Re: Harnad: The Symbol Grounding Problem

From: Watfa Nadine (
Date: Fri Mar 02 2001 - 13:43:55 GMT

Harnad's paper covers the symbol grounding problem - what
it is, and how to overcome it. This paper explores symbol
systems and connectionism (neural nets), their problems,
and the solution - a hybrid system that combines the two
systems and produces a system that is AI.

Harnad starts his paper by exploring the change in psychology
from behaviourism to cognitivism - from observables
explaining behaviour, to the possibility of unobservable
processes underlying behaviour. Cognitive theory had the
following view:

>In fact, semantic interpretability (meaningfulness), as we
>shall see, was one of the defining features of the most
>prominent contender vying to become the theoretical
>vocabulary of cognitivism, the "language of thought"
>(Fodor 1975), which became the prevailing view in
>cognitive theory for several decades in the form of the
>"symbolic" model of the mind: The mind is a symbol system
>and cognition is symbol manipulation.

I disagree with this view in cognitive theory. The mind
cannot solely be a symbol system, and cognition, symbol
manipulation. If the mind was just a symbol system we
would only be able to do things such as calculation,
reasoning and problem solving, but we would be unable to do
sensorimotor activities, learn, or even make mistakes. To
humans, symbols are not arbitrary objects, symbols have
meanings, and humans operate on those meanings.

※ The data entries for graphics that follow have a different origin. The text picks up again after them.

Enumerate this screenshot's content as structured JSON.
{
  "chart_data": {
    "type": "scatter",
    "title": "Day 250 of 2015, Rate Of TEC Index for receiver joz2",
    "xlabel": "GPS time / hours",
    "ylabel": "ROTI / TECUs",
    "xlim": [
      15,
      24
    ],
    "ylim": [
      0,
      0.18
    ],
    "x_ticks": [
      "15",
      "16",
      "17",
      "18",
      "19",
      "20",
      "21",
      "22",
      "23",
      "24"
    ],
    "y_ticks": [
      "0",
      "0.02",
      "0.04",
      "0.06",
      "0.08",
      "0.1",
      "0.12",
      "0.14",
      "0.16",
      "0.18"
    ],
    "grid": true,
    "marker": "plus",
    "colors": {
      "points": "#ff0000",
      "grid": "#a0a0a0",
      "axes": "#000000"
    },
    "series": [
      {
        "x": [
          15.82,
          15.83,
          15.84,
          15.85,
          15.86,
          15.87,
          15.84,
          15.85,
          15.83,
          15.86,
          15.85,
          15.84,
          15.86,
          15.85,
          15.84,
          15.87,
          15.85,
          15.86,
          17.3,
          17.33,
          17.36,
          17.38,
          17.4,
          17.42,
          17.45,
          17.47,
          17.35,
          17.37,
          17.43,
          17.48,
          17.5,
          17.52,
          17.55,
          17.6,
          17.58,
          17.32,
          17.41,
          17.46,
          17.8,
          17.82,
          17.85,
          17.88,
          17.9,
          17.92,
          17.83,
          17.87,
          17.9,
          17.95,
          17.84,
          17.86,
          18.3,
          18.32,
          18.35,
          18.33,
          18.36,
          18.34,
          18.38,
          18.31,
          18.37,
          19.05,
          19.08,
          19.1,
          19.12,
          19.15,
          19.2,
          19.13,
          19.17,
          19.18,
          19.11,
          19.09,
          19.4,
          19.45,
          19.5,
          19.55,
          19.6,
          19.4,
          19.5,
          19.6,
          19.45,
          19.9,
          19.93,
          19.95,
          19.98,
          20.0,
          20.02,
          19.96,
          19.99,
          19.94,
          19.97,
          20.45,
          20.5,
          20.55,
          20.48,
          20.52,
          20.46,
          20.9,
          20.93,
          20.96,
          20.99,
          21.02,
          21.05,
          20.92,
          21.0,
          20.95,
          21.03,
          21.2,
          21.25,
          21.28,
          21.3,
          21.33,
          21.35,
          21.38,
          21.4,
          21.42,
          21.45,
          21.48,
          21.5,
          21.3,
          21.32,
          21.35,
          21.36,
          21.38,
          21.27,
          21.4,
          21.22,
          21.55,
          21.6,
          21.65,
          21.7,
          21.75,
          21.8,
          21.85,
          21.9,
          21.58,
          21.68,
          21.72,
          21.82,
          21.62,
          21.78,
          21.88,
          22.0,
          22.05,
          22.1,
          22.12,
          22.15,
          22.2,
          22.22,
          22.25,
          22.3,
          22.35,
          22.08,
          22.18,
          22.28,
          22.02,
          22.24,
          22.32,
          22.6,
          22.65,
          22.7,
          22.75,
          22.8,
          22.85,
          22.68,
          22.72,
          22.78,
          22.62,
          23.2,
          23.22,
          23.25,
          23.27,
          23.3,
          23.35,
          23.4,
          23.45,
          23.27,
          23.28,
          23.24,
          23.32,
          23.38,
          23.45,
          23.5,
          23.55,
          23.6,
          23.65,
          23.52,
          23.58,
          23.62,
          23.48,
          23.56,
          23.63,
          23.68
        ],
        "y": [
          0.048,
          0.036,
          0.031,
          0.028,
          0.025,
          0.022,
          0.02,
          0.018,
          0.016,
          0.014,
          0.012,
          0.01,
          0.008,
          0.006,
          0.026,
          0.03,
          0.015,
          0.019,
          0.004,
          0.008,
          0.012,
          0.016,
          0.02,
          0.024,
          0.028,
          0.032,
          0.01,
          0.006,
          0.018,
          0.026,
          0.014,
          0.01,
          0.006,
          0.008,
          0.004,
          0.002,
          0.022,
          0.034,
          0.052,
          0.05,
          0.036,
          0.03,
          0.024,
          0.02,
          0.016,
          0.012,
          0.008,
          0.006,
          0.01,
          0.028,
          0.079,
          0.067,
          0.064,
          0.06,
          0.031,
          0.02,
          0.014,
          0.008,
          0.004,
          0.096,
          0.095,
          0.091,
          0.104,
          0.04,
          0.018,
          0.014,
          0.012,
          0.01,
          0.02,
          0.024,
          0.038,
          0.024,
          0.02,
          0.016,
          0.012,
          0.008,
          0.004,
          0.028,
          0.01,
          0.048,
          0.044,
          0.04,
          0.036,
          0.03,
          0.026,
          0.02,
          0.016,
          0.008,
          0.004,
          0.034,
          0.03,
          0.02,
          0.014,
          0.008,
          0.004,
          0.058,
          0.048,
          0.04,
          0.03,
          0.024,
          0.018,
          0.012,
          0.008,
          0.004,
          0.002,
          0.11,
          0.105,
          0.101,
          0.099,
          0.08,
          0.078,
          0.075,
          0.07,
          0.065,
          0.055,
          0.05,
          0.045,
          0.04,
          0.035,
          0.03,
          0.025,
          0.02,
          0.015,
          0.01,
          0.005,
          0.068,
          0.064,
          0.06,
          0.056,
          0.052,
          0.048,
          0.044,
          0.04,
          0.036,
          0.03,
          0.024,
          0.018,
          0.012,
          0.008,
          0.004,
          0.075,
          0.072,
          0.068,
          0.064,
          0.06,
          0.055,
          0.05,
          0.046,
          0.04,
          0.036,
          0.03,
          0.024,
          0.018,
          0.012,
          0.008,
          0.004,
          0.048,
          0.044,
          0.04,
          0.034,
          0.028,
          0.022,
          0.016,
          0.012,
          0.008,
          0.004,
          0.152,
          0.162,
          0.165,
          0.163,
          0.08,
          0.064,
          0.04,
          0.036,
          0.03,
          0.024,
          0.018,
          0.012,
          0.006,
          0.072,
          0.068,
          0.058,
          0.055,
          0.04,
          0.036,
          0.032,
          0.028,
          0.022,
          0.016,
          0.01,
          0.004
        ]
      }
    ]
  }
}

Harnad then discusses symbol systems to form the basis of
the symbol grounding problem.

>Semantic interpretability must be coupled with explicit
>representation (2), syntactic manipulability (4), and
>systematicity (8) in order to be symbolic.
> Hence it is only this formal sense of "symbolic" and
>"symbol system" that will be considered in this
>discussion of the grounding of symbol systems.

Symbol systems are one way of modelling the mind. Another
method discussed here is connectionism, neural nets which
are parallel distributed systems that change their
interconnections with experience. Such systems have turned
out to have powerful learning capacities.

>According to connectionism, cognition is not symbol
>manipulation but dynamic patterns of activity in a
>multilayered network of nodes or units with weighted
>positive and negative interconnections. The patterns
>change according to internal network constraints governing
>how the activations and connection strengths are adjusted
>on the basis of new inputs (e.g., the generalized "delta
>rule," or "backpropagation," McClelland, Rumelhart et al.
>1986). The result is a system that learns, recognizes
>patterns, solves problems, and can even exhibit motor

While discussing cognitive theory accounting for behaviour
in a brainlike way, Harnad states:

>To "constrain" a cognitive theory to account for behavior
>in a brainlike way is hence premature in two respects: (1)
>It is far from clear yet what "brainlike" means, and (2)
>we are far from having accounted for a lifesize chunk of
>behavior yet, even without added constraints. Moreover,
>the formal principles underlying connectionism seem to be
>based on the associative and statistical structure of the
>causal interactions in certain dynamical systems; a neural
>network is merely one possible implementation of such a
>dynamical system.[4]

What is a lifesize chunk of behaviour? What are the other
possible implementations of such a dynamical system?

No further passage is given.